Sunday, May 29, 2016

We're Not Liars

Coffee County Central High School’s graduation last week was certainly one to remember. I would like to extend my heartfelt congratulations and well-wishes to the graduation class of 2016. Watching these individuals, many of whom I connected with as their classroom teacher, receive the school system’s stamp of approval to officially embark upon the challenges of adulthood was a stark reminder of what makes my career so incredibly fulfilling. As much as the education system tries to push students into proverbial boxes and label their abilities with subjective and superfluous numbers, they are still people who are now in charge of helping shape the future of our society. Like all commencement ceremonies, the pomp and circumstance was full of harmonious songs from the choir and inspirational speeches giving the graduating class excellent pointers, like “use your brain” and to “stay humble and kind.”
Recently, the Manchester Times ran an article from Ron Hart in which he discussed his advice for graduating students at a commencement speech where he was invited as the keynote speaker. It’s clear from Mr. Hart’s view of public education that he hasn’t step foot in a classroom in decades.
According to him, teachers fraudulently lie to students by telling them that their future is what they make out of it, which he attributes to: them not desiring to get a job and doing real work, half of all American workers feeling unhappy with their jobs, and an increase in suicide rates among middle-aged Americans. In English class, these assertions would be called non sequiturs. He went on to say that the government run school system does not want smart, independent thinkers (Wait, isn’t it Donald Trump who said, “I love the poorly educated”?) and that teachers spend more time helping students decide which bathroom to use instead of preparing them to enter the workforce.
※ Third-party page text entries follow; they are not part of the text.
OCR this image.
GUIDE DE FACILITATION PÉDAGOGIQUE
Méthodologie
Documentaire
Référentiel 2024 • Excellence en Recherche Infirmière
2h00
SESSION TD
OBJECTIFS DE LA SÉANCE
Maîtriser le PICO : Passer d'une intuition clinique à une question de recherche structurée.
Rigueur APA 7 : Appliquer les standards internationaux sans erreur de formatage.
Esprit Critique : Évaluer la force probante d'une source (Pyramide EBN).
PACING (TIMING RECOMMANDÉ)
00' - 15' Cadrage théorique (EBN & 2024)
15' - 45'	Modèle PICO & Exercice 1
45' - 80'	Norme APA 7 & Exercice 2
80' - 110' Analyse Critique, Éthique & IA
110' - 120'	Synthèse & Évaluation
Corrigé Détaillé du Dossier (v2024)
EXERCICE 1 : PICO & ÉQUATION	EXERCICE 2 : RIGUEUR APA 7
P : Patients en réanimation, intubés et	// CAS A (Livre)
One reason in particular why articles like Mr. Hart’s is so upsetting to me is because I know that he’s not the only person who feels this way--who lives in a state of ignorance about some of the wonderful aspects of our public education system. Part of that is the fault of educators, because we generally don’t do a great job of highlighting our own successes, which makes attacks like Mr. Hart’s all too easy to accomplish. In an effort to push back against the negative stigma surrounding public education, I would like to highlight some wonderful things that are happening with the Career and Technical Education (CTE) program at Coffee County Central High School.
The CTE program offers dual credit in 5 different courses, which means that students can simultaneously earn high school and community college credit. The high school is very active in work based learning, and next year we have a VIAM work-based learning experience, which will put several students to work at VIAM (manufacturing plant) so that they have the opportunity to learn real-world skills. This particular type of work-based learning is first of its kind in the state of Tennessee. All of the CTE courses are aligned with some type of post secondary institution, whether it is a Tennessee College of Applied Technology school or a two or four year university. The high school’s CNA program graduates 10 to 12 certified CNA certified students each year, and internships through criminal justice are currently offered with service learning opportunities to follow next school year. Also coming next year, the high school will offer certifications in Safe-serv for culinary, ASE for automotive and a local VIAM manufacturing certificate. All of this is not even taking into account the high school’s Future Business Leaders of America (FBLA), cosmetology, welding, and robotics programs which are among the best in the state.

While there can always be room for improvement, Coffee County Central High School is doing the best it can to provide as many post-secondary and work-based opportunities as possible for our students prior to their graduation. Call me an optimist (I’ve been called worse), but after reflecting on the graduates of 2016, I strongly believe that our future is in excellent hands.